Post card from Lubiana/Primo giorno

Visitare una città ricca di storia e di monumenti con il pretesto del festival jazz,  è esperienza che Lubiana dispensa con generosità, negli spazi relativamente contenuti della città vecchia, tra palazzi di impronta mitteleuropea distribuiti intorno al fiume Ljubljanica che attraversa la città.

Il primo impatto con il festival avviene all’ultimo piano di un grattacielo e vede come protagonista Nina Virant, con un trio di voci femminili (notevolissima la seconda voce, Veronika Kumar ) sostenute dalle percussioni di Gard Nilssen. Si tratta di una proposta particolare e molto suggestiva, per rendere al meglio l’idea, una versione slava della vocalità alla Meredith Monk con un utilizzo minimo di elettroniche e tastiera Korg. Atmosfere raccolte e intime che poi sfociano in un canto corale a piena voce, con la batteria che punteggia, incalza e incombe. Peccato non comprendere i testi, tutti ovviamente in sloveno, ma set intenso e particolarmente caldo.

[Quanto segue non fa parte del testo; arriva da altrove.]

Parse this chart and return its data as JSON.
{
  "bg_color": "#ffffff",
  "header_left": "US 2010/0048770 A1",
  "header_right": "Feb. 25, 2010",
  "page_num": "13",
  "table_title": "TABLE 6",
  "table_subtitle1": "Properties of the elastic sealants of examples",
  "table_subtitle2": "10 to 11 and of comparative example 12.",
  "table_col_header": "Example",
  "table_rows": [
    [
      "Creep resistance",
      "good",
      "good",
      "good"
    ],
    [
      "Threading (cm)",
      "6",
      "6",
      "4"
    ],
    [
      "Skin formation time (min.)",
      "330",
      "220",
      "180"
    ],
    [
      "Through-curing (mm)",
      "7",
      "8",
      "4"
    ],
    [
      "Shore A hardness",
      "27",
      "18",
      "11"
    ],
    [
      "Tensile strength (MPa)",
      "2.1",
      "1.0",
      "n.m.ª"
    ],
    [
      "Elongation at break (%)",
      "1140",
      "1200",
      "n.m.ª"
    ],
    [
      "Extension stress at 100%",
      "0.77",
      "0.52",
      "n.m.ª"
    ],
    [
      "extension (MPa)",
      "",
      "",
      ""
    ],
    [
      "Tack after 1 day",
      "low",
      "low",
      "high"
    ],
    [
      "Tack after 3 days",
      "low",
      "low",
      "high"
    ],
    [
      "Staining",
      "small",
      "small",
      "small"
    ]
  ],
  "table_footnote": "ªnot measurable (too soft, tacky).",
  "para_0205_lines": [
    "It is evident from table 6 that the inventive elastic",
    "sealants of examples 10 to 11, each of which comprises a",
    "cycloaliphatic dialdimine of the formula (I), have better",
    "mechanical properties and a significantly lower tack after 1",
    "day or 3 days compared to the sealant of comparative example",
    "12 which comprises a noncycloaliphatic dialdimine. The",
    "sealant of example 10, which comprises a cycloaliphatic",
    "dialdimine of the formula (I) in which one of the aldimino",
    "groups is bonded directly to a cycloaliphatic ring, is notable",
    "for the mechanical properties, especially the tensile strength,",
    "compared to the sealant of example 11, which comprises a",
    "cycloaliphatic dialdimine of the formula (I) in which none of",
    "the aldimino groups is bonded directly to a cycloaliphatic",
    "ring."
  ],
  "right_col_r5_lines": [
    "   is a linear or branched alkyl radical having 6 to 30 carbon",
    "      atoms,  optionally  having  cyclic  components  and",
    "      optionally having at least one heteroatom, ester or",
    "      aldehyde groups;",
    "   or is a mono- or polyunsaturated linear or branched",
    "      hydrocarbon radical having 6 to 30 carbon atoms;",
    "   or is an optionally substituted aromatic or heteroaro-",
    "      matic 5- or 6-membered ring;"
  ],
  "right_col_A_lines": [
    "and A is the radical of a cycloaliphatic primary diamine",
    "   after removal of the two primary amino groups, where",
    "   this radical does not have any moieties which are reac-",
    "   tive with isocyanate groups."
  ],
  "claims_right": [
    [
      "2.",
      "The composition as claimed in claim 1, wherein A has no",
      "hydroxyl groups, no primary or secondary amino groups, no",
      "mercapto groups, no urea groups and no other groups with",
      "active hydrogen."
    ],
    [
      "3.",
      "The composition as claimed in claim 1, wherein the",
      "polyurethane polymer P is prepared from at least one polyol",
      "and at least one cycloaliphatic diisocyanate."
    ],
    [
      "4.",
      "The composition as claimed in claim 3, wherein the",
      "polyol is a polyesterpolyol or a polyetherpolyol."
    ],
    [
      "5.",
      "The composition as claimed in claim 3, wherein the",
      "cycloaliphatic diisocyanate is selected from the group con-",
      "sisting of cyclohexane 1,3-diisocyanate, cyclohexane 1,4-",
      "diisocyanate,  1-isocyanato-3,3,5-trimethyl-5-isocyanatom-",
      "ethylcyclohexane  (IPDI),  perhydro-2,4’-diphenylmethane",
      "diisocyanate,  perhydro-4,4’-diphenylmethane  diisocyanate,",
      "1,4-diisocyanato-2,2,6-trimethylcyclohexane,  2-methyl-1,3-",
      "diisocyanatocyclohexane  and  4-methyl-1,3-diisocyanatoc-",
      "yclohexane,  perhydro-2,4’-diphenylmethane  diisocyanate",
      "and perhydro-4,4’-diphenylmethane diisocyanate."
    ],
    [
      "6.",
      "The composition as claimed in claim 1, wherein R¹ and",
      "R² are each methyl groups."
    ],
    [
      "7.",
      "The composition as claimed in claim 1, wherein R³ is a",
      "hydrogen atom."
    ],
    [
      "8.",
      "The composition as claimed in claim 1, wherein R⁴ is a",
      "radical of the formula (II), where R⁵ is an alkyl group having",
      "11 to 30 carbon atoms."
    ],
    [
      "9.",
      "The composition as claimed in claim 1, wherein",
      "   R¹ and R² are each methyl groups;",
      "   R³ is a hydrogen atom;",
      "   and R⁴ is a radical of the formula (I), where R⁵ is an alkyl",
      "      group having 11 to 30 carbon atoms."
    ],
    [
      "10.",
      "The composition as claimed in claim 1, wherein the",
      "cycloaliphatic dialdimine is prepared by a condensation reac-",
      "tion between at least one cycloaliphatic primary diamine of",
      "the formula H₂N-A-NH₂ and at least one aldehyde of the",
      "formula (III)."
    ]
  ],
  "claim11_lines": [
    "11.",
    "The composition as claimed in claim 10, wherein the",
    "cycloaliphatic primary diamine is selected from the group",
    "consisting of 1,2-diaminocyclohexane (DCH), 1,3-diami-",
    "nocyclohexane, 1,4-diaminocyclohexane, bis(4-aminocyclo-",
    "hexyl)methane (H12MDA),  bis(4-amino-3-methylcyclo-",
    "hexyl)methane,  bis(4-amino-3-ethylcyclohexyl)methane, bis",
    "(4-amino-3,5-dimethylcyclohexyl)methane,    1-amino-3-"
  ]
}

La serata propone gli inglesi Alfa Mist, un quintetto che richiama un folla di notevole proporzione. L’ arena all’ aperto è molto grande e costituita da un grande palco e da gradoni di cemento, ma fortunatamente un ala con sedie è riservata ai meno giovani (ehmm..) e noi ne approfittiamo, stupiti dall’odore intenso di marjuana che percepiamo appena seduti e che sembra proprio provenire dal nostro settore (doppio ehmm..). Le mie aspettative non sono alte, i pochi dischi ascoltati del gruppo non mi hanno particolarmente impressionato, invece il quintetto sciorina una musica di impatto, del tutto godibile, con una sezione ritmica al femminile dove giganteggia Jas Kayser alla batteria. Johnny Woodham alla tromba e Jamie Leeming alla chitarra elettrica danno il cambio ad Alfa Sekitoleko nel prendere corposi assoli e trascinare e divertire il pubblico.

A seguire c’è Benjamin Clementine con un quartetto d’archi, e si capisce che buona parte della numerosa folla di ragazzi è all’arena per lui, ma noi abbiamo otto ore di viaggio sulle spalle e poca voglia di tirare le ore piccole. Rinunciamo, già provati dalla cattiva notizia che vede il concerto di John Zorn New Masada annullato per imprecisati motivi di salute del leader.